The pearl beads woven into this design add their own quiet dimension of sacred natural beauty — pearl as a material that forms slowly, patiently, in the deep and hidden interior of a living creature, layer upon luminous layer of iridescent nacre built around a single grain of truth until something of extraordinary and irreplaceable beauty emerges from a process that could not be rushed and could not be forced, only tended with care and allowed to find its own perfect completion in its own time. Among many tribes and clans, specific pieces are constructed and blessed by designated individuals — spiritual practitioners, elders, and artisans whose knowledge and authority give the finished piece a dimension of sacred power that goes beyond its physical beauty. A blessed choker carries spiritual protection, peace, and blessing for the wearer — a living talisman whose power moves with the person through every situation and every challenge, worn close to the very place where the voice rises and the breath moves and the life of the individual finds its most intimate and irreplaceable expression.

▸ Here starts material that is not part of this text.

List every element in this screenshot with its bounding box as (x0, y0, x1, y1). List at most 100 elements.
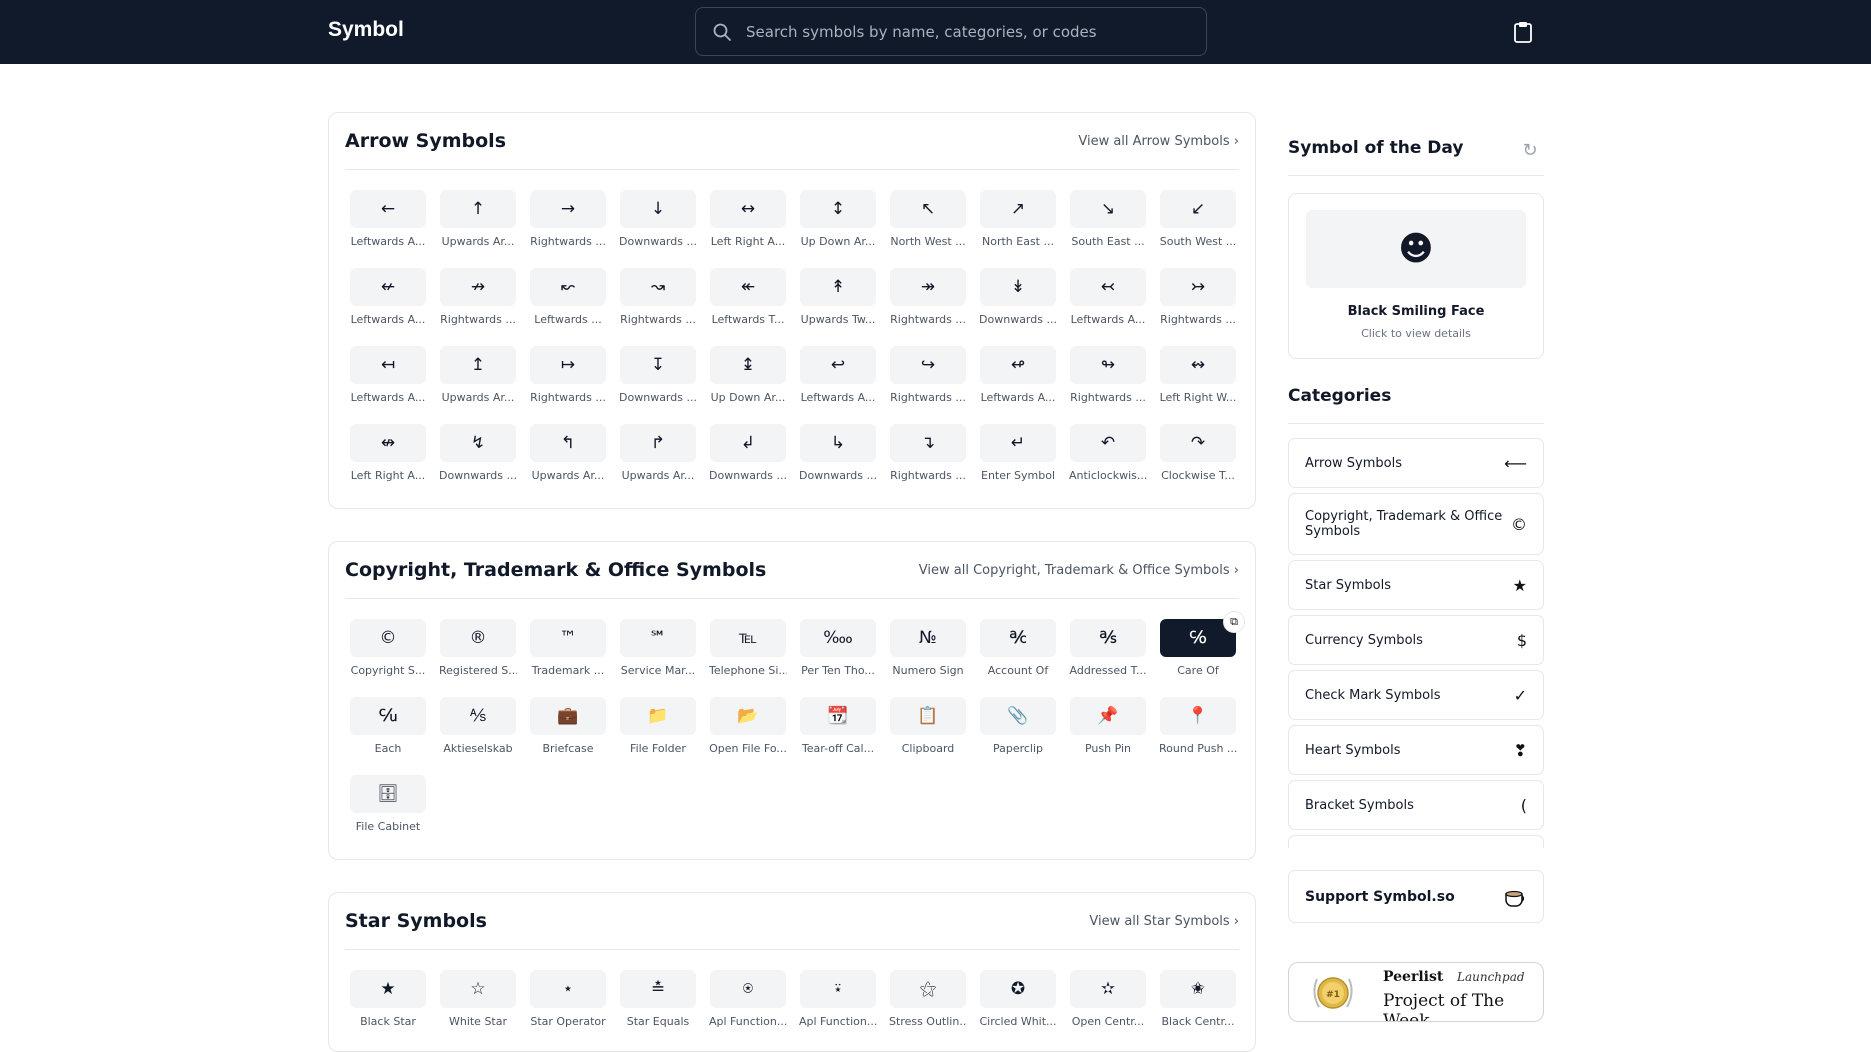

Bone Abalone Silver Choker brings these layered meanings together in a beautifully crafted and deeply personal form — a handcrafted tribute to protection, identity, and the enduring cultural significance of one of Native American adornment’s most ancient, naturally magnificent, and spiritually resonant traditions.
Details
- Colors: Bone white, abalone, silver, pearl white, clear crystal, brown, black
- Materials: Bone beads, bone spacers, abalone beads, silver beads, pearl beads, Nymo thread, leather, leather cord, glass beads, abalone shell disk
- Size: 14.5 inches with 9 inches of leather cord for neck adjustment, 4.5-inch tassel, 2.75-inch abalone shell disk centerpiece
Care Instructions: Wipe with damp cloth and keep dry. Please remember that even though the Nymo thread has a nylon base and is very strong, pulling hard and yanking on the choker can tear the thread so please be kind to it when you use it.